Edmond City Attorney Stephen Murdock said the law firm’s findings would be reviewed by EPD Chief J.D. Younger and Edmond City Manager Scot Rigby to determine any final action affecting Dorsey’s employment. But more than two months later, city officials have not revealed the findings of the investigation. The City of Edmond denied NonDoc’s Open Records Act request for the investigative report in early February.
The City of Edmond hired Phillips Murrah attorney Candace Lisle on Jan. 19, 2022, to conduct an investigation into the allegations against Dorsey. However, the city has no formal contract with her or the law firm, Murdock said in November 2022. Dorsey has attended public meetings since the report was completed in January.
During a Ward 1 Edmond City Council debate at the University of Central Oklahoma last month, eventual Ward 1 councilman-elect Tom Robins said, at minimum, a summary of the investigative findings should be released to the public.

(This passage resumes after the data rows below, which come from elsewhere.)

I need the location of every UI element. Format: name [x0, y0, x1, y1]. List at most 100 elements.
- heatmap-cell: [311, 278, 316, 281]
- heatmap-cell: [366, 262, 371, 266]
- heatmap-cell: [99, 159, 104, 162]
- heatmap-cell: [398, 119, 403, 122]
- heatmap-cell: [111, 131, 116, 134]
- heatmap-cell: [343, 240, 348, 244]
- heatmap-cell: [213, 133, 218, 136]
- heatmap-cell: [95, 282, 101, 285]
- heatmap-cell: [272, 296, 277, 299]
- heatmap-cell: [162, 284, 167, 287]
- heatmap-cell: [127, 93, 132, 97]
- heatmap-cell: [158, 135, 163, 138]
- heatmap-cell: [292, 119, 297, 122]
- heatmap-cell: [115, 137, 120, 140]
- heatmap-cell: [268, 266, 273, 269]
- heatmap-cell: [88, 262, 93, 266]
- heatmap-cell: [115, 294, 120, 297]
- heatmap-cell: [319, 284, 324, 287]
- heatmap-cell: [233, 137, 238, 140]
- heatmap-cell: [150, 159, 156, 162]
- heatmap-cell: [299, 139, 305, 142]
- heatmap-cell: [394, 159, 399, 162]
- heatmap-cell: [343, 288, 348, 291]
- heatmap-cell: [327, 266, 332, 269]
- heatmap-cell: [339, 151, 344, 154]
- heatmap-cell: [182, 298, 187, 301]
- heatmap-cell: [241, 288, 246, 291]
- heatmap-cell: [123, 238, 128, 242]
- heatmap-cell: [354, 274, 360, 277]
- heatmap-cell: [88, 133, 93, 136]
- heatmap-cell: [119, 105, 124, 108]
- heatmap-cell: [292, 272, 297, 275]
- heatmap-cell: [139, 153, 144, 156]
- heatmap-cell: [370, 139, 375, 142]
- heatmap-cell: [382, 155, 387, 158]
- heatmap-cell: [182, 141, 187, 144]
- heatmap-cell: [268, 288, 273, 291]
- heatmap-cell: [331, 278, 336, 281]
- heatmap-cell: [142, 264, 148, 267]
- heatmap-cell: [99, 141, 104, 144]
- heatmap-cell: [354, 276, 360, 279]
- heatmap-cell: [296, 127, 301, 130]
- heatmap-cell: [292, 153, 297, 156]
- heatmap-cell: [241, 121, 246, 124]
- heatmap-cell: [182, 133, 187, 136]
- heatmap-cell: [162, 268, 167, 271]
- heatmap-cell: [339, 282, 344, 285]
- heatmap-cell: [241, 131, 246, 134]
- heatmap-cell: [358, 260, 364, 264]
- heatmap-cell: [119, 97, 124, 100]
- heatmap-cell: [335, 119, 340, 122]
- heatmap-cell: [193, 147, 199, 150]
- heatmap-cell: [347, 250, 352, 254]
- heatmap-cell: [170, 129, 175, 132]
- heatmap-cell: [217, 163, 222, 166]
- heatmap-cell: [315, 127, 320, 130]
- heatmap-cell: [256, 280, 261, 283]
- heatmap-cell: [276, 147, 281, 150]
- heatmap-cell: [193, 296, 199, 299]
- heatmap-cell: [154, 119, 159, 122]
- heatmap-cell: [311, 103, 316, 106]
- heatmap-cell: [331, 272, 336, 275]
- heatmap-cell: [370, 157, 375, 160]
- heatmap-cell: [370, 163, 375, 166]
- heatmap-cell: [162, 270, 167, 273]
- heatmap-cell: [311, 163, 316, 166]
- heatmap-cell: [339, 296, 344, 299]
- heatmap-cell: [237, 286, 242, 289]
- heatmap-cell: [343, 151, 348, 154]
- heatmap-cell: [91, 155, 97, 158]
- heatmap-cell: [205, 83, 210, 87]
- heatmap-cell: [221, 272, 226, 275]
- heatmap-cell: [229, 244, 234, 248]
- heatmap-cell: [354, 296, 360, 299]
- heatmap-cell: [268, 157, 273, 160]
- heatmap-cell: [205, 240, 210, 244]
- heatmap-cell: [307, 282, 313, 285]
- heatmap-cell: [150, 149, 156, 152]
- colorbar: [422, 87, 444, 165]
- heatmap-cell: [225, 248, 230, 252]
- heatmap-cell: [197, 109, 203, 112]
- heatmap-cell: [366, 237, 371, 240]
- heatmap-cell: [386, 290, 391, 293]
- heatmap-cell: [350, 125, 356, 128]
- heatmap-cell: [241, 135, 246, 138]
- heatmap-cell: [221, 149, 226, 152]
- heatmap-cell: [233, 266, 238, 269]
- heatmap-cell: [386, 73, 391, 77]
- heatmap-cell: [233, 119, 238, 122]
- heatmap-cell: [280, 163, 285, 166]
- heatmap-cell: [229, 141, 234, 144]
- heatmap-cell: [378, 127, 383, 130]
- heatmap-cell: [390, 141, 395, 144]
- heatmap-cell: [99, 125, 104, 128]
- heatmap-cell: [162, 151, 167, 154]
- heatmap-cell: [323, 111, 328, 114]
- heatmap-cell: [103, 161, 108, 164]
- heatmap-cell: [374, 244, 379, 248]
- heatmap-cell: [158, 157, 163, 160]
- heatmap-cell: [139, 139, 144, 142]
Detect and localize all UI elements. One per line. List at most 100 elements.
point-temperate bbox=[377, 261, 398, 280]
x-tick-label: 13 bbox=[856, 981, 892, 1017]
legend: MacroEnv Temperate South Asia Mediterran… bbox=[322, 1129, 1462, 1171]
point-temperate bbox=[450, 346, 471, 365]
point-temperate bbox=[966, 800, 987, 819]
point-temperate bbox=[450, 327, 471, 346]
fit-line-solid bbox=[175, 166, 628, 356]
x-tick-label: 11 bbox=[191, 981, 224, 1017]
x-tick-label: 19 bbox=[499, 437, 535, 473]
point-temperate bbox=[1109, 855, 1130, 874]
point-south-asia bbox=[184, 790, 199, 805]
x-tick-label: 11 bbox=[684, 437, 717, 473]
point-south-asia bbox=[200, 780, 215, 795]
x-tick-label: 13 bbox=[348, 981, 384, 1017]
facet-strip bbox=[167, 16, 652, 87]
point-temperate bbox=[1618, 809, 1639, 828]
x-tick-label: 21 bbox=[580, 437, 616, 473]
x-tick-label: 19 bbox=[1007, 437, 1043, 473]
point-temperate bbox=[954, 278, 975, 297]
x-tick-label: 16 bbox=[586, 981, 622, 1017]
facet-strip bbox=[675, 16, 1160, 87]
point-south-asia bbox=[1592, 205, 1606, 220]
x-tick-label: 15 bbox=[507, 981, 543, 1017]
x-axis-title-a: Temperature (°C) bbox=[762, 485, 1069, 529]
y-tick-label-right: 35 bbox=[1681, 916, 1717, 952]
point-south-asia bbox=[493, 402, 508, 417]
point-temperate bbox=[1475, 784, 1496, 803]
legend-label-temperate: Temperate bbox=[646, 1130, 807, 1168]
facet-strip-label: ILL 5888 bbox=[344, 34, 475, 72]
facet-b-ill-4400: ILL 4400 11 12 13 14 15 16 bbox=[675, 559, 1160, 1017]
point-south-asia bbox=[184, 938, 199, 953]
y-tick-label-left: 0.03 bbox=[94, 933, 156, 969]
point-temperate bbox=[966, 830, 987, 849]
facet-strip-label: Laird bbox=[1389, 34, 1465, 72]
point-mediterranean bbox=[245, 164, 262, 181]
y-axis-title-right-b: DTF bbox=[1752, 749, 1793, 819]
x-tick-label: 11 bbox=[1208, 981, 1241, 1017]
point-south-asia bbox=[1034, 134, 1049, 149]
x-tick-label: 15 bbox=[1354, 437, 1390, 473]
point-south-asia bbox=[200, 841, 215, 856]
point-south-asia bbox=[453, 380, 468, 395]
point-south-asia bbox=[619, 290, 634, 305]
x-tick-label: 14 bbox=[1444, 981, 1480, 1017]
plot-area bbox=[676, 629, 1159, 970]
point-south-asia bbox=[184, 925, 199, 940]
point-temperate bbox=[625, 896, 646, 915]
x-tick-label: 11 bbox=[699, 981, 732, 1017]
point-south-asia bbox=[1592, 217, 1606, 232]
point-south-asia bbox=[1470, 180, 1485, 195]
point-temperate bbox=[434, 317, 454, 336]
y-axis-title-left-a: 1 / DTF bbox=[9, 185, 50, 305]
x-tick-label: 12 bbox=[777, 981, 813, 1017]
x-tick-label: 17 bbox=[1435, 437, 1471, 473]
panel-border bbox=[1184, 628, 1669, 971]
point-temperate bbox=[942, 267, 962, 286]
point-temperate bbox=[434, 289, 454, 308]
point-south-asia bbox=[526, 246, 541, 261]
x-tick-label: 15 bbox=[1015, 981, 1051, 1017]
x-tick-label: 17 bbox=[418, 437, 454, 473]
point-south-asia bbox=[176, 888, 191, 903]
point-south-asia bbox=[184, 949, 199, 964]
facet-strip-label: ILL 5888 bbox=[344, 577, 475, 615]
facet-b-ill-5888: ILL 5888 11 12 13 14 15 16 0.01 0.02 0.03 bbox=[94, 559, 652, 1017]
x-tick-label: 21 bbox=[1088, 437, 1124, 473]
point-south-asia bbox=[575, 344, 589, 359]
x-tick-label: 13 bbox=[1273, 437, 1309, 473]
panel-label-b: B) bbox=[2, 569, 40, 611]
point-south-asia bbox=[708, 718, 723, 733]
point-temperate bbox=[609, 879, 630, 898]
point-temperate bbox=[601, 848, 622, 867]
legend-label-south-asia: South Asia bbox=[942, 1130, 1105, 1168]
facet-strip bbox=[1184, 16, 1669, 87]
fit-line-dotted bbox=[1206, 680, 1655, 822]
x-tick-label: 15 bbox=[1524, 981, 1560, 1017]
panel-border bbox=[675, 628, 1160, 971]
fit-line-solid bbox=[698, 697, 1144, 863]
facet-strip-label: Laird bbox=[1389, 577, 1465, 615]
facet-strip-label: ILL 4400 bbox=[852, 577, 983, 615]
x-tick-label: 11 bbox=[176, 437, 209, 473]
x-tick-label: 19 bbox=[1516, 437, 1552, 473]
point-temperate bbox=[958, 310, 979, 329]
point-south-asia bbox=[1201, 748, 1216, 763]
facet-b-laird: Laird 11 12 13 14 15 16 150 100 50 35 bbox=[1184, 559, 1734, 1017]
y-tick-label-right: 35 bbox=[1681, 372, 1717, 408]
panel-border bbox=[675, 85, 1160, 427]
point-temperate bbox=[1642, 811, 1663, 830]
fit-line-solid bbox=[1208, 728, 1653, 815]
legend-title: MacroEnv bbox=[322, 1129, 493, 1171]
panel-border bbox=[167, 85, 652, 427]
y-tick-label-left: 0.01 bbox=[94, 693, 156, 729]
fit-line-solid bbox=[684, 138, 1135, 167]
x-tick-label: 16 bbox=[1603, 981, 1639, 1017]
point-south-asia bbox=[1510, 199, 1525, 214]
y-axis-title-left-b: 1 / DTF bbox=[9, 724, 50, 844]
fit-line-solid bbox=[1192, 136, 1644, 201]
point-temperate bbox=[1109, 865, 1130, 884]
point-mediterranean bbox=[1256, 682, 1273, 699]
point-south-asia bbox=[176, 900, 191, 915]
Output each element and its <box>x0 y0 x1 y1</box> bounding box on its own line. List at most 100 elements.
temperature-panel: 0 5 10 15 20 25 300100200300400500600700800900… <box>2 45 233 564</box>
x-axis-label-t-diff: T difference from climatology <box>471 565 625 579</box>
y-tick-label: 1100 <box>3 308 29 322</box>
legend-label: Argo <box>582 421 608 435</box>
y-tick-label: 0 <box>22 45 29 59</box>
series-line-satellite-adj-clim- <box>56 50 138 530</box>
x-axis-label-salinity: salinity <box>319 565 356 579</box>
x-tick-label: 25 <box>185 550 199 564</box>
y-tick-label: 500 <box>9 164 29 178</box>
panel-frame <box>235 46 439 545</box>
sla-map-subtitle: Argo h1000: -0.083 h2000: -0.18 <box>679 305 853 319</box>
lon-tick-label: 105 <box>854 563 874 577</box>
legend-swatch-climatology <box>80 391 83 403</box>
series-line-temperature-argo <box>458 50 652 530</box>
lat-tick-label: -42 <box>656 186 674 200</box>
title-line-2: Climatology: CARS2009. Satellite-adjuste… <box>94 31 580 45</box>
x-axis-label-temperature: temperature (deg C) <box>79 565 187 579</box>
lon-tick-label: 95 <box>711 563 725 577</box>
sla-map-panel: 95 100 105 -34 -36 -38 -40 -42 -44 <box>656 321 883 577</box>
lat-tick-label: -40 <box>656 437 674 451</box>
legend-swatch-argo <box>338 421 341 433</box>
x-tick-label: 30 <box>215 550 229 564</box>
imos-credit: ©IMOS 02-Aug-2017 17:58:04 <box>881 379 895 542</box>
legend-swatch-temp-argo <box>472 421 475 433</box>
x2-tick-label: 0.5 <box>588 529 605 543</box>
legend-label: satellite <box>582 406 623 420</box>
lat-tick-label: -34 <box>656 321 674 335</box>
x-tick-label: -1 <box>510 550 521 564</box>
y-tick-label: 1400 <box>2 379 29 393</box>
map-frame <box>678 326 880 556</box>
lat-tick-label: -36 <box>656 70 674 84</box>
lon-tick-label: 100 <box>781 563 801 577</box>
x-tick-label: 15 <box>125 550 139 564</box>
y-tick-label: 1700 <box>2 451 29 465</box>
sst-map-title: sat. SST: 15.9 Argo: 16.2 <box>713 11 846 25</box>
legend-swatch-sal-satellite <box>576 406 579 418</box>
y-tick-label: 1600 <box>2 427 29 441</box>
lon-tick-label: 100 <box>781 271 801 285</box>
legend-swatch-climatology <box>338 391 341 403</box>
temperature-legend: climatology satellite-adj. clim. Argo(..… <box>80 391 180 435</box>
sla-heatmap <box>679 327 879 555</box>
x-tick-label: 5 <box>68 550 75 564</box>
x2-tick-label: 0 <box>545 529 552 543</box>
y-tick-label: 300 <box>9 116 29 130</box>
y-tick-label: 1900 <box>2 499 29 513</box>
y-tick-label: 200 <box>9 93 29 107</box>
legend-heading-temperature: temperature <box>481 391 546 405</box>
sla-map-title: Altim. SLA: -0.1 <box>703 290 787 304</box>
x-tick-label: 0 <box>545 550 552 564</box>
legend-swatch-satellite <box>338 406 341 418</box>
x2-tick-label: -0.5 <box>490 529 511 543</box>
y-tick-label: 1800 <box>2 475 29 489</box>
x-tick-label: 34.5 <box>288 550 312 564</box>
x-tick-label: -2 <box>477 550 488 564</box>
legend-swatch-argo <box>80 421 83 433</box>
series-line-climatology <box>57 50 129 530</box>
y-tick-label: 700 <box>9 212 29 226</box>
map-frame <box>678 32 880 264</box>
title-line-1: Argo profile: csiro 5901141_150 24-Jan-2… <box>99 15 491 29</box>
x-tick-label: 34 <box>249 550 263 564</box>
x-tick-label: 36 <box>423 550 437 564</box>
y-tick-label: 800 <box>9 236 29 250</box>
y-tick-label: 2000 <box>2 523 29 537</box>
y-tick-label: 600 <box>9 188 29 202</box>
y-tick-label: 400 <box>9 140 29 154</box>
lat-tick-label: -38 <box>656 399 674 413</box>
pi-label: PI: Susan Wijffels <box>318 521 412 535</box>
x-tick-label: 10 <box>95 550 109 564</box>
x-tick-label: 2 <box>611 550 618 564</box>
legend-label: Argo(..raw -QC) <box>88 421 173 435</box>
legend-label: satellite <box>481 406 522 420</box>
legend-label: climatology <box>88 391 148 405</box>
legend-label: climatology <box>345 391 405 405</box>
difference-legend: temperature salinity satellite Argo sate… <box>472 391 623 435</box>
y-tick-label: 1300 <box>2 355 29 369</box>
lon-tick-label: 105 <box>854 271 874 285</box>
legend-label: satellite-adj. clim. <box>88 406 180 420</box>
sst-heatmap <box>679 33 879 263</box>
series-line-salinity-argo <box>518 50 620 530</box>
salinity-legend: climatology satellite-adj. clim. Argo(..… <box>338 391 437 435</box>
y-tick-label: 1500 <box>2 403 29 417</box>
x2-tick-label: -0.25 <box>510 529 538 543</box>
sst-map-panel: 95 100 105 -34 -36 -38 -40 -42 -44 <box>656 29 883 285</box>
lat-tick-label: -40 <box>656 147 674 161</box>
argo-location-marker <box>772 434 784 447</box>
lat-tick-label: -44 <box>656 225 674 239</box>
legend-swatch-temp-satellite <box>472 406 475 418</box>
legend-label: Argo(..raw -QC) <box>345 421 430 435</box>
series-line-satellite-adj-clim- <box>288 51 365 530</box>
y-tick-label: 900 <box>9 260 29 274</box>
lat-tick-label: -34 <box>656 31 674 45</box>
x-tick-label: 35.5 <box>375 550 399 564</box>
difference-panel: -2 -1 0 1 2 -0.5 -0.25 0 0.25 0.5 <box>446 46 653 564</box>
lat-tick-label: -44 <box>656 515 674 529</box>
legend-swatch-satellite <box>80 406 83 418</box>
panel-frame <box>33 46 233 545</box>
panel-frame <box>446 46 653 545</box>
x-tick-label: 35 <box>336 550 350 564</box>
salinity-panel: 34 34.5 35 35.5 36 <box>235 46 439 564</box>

“A summary report would be helpful,” he said. “I want to have a city that has confidence always. We do that by not acting out of fear, but just working on facts, and so we want to bring facts to light. That, you know, that comes with all of city government.”
Robins’ opponent, Ashley Bradley, agreed.
“I think that we all deserve to know what’s going on with our first responders, with our police, with our leadership in this town,” Bradley said. “I think that’s important, and I think that transparency is something that currently kind of lacks in multiple departments. So yes, I do believe that it needs to be at bare minimum a summary of what has gone on, what has happened.”